Maybe it's not after all the Nuclear Age we live in, nor the Post-Industrial Age, but the Age of Packaging. Books, for instance, are becoming more beautiful; graphic designers are growing ever more clever, ever more important to the publishing enterprise. The coffee-table format, in myriad ingenious variations, is capturing some of the best contemporary writing, and putting it on display like Jim Thorpe in a carnival headdress. I say bah and humbug.

"The Search for Solutions" is an apt example of its odious trend. horace Freeland Judson is one of the finer science writers currently working in English , and his lucid prose needs to be gussied up inside fancy graphic design like Lawrence Olivier needs a press agent. Judson has written a complicated and wide-ranging essay in nine parts, on a rather amorphous subject best encapsuled as "How Science Happens." Each of the nine chapters describes different discoveries and different methods in a variety of different branches of science, from astrophysics to molecular biology to seismology, and each of the nine is itself almost a self-contained essay, unified with the rest only by the recurrence of the themes ("Pattern," "Change," "Feedback," "Modeling," "Theory") identified in the chapter titles. This loose-jointed peripatetic approach is both promising and demanding, and what it demands most of all is our close continuing attention to Judson's line of argument. Yet the book, with its gaudy color photographs (many only tenuously relevant), its 300-word captions to those photos (sometimes redundant with the text, sometimes not), its boxed interviews with eminent scientists cropping in here and there, is a nuthouse of interruptions interrupting the interruptions.

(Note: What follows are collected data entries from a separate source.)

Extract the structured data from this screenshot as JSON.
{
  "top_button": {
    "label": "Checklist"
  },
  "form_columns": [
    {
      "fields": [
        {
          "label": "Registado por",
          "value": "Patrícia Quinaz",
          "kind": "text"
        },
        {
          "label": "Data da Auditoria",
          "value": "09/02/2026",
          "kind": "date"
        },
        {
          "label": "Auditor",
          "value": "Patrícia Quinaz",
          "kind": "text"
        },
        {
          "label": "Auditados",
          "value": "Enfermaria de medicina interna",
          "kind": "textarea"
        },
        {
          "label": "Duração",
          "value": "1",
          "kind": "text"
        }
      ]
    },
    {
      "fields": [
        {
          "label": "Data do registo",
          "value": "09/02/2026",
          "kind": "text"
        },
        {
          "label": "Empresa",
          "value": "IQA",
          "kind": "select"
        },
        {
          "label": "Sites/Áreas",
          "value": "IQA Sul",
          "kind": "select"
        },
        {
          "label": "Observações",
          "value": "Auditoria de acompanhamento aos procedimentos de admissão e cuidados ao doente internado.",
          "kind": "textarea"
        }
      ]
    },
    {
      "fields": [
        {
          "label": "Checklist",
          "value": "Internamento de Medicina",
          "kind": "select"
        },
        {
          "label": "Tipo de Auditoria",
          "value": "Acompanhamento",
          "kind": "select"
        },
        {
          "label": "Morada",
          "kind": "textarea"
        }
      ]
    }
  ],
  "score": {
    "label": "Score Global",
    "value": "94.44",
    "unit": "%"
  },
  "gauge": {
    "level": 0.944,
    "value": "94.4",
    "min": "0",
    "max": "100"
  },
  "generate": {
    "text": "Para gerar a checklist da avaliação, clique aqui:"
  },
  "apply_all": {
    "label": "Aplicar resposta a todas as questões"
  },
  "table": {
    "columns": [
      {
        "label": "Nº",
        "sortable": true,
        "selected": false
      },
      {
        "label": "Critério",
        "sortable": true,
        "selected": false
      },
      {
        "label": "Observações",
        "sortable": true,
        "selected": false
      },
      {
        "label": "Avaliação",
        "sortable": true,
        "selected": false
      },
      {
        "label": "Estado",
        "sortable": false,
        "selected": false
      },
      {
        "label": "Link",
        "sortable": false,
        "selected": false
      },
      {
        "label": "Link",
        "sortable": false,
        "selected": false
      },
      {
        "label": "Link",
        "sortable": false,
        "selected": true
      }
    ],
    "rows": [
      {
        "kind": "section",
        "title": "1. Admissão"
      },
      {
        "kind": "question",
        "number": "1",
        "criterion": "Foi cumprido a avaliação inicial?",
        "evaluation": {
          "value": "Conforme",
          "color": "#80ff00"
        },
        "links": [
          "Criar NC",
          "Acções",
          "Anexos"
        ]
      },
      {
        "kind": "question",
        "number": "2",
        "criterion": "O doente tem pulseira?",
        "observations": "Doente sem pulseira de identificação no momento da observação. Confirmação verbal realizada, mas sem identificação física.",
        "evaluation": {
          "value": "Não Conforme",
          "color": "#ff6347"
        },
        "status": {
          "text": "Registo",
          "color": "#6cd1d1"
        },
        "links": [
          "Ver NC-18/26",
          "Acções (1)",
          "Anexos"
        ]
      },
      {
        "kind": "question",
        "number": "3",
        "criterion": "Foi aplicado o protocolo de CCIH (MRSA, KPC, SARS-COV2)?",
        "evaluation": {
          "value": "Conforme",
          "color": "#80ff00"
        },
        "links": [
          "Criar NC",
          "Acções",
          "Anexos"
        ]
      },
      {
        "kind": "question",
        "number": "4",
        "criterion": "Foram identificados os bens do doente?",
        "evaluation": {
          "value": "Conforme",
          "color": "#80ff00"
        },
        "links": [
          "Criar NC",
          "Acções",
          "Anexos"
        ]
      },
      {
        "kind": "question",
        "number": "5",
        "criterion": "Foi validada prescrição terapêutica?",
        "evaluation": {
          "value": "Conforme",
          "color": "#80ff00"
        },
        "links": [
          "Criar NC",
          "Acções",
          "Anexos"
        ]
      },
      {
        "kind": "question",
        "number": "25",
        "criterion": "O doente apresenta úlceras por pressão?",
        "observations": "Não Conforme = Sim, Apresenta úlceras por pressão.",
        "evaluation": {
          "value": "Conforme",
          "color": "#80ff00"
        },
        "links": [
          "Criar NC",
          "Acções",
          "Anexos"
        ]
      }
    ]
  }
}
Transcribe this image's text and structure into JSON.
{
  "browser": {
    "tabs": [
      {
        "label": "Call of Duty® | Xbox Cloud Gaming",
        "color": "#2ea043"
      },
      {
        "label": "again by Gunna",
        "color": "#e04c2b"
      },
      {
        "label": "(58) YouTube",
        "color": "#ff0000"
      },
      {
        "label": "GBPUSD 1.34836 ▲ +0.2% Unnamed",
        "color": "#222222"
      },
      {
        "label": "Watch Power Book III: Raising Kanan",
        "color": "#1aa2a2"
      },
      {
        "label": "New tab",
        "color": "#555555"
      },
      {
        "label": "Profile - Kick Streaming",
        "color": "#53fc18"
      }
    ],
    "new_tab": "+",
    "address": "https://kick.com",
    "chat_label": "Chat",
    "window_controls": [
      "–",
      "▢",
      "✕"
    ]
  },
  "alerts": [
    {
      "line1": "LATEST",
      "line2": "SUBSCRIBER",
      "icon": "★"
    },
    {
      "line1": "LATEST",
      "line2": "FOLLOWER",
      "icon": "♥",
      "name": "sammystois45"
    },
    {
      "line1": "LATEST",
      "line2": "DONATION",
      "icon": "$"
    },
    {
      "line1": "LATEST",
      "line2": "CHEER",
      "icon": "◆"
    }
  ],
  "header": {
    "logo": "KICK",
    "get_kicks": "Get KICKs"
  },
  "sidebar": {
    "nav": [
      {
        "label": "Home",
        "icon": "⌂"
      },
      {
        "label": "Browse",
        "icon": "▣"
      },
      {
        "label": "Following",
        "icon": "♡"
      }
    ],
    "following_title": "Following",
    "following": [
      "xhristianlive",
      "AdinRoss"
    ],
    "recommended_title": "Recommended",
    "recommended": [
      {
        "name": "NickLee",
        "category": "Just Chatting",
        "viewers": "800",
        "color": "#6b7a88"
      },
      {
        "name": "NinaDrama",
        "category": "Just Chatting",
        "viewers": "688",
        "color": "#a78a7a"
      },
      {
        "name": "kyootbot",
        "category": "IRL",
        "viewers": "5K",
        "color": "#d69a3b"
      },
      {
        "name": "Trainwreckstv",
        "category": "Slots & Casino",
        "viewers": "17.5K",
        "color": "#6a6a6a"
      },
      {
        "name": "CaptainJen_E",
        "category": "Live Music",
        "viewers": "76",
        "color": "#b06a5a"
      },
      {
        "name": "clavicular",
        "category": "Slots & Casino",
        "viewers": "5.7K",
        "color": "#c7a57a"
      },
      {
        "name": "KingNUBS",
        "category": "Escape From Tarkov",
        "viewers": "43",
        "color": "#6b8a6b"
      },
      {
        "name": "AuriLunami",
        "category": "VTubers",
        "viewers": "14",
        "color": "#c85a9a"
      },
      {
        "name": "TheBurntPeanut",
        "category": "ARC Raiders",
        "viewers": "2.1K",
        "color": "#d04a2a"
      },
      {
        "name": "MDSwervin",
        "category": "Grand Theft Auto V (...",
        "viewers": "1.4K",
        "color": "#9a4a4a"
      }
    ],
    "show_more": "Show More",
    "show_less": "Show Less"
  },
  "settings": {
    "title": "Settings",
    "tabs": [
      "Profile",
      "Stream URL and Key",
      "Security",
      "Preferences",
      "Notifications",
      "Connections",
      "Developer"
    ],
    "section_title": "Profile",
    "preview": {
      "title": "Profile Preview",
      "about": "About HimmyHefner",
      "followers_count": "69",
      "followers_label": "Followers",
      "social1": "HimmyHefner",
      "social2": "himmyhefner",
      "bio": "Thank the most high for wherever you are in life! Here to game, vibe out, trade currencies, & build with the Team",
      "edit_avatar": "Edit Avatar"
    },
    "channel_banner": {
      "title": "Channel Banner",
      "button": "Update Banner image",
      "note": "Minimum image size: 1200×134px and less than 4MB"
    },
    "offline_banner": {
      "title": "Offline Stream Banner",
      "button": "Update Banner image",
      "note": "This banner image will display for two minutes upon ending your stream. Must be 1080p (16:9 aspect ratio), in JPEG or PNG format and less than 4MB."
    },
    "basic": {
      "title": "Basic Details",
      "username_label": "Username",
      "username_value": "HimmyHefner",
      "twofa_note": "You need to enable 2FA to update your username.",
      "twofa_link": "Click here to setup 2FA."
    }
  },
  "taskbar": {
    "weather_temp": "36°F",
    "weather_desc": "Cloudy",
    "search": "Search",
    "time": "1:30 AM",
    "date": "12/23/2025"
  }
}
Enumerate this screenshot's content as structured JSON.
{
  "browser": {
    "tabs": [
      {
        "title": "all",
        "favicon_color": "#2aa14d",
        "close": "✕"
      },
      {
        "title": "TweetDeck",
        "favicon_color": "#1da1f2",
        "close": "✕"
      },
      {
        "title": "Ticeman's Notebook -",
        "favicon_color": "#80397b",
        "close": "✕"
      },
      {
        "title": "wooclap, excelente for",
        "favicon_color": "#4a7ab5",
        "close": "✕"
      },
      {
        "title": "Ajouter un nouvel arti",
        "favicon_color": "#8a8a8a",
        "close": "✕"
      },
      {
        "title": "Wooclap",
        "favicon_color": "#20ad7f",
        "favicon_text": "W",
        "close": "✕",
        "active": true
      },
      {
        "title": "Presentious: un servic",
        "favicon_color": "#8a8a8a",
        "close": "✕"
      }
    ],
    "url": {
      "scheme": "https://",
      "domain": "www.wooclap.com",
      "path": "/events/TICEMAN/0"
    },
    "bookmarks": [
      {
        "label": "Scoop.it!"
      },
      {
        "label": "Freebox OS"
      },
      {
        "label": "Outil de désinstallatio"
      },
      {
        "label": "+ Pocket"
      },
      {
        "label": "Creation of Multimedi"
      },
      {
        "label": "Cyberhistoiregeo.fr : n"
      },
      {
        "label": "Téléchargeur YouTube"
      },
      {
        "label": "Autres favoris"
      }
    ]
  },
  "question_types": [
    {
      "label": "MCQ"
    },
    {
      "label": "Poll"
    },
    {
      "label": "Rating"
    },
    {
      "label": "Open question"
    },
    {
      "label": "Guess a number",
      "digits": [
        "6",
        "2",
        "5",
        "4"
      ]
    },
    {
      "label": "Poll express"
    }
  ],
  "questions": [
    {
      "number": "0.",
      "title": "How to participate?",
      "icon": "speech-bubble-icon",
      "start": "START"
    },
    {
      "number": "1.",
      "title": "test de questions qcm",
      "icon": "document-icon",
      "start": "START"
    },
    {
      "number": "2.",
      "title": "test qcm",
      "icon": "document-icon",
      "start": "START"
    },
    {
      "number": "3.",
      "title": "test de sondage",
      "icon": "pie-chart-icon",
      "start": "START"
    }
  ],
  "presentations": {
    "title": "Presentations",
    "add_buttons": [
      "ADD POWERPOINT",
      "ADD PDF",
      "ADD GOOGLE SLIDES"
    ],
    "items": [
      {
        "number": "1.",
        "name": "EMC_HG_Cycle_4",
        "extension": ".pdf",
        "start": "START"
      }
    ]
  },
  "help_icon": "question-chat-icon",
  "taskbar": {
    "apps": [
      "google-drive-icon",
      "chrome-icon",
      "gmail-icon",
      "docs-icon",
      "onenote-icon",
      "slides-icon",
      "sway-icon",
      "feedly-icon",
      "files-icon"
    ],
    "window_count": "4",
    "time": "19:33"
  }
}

An example: At one point Judson is recounting the processes of mind that led a very brilliant physicist named Paul Dirac, in 1930, to his realization of the existence of antimatter -- a fascinating story. Turn the page, and come upon a pretty photo essay, with copy, on the history of dome architecture since the Romans. Are we supposed to read this digression, admire it, then leap back to Dirac? Dirac who? Are we supposed to ignore the domes until later? Then why are they shoved forward now? Who's in charge here?

In his acknowledgements, Judson gives thanks by name to the book's designer, Arnold Skolnick, whose commission was "to be dramatic yet unobstrusive." Not to pick on Arnold Skolnick, but his misguided panache does nothing butm obtrude. Working through "The Search for Solutions" is an exercise in frustration, something like trying to read Kenneth Clark's fine book on Leonardo while watching reruns of "Civilisation" on Channel 2.

Behind all the flash and splash, there may lurk a cogent, circuitous essay on the methodology of science. Or maybe not. Who can tell?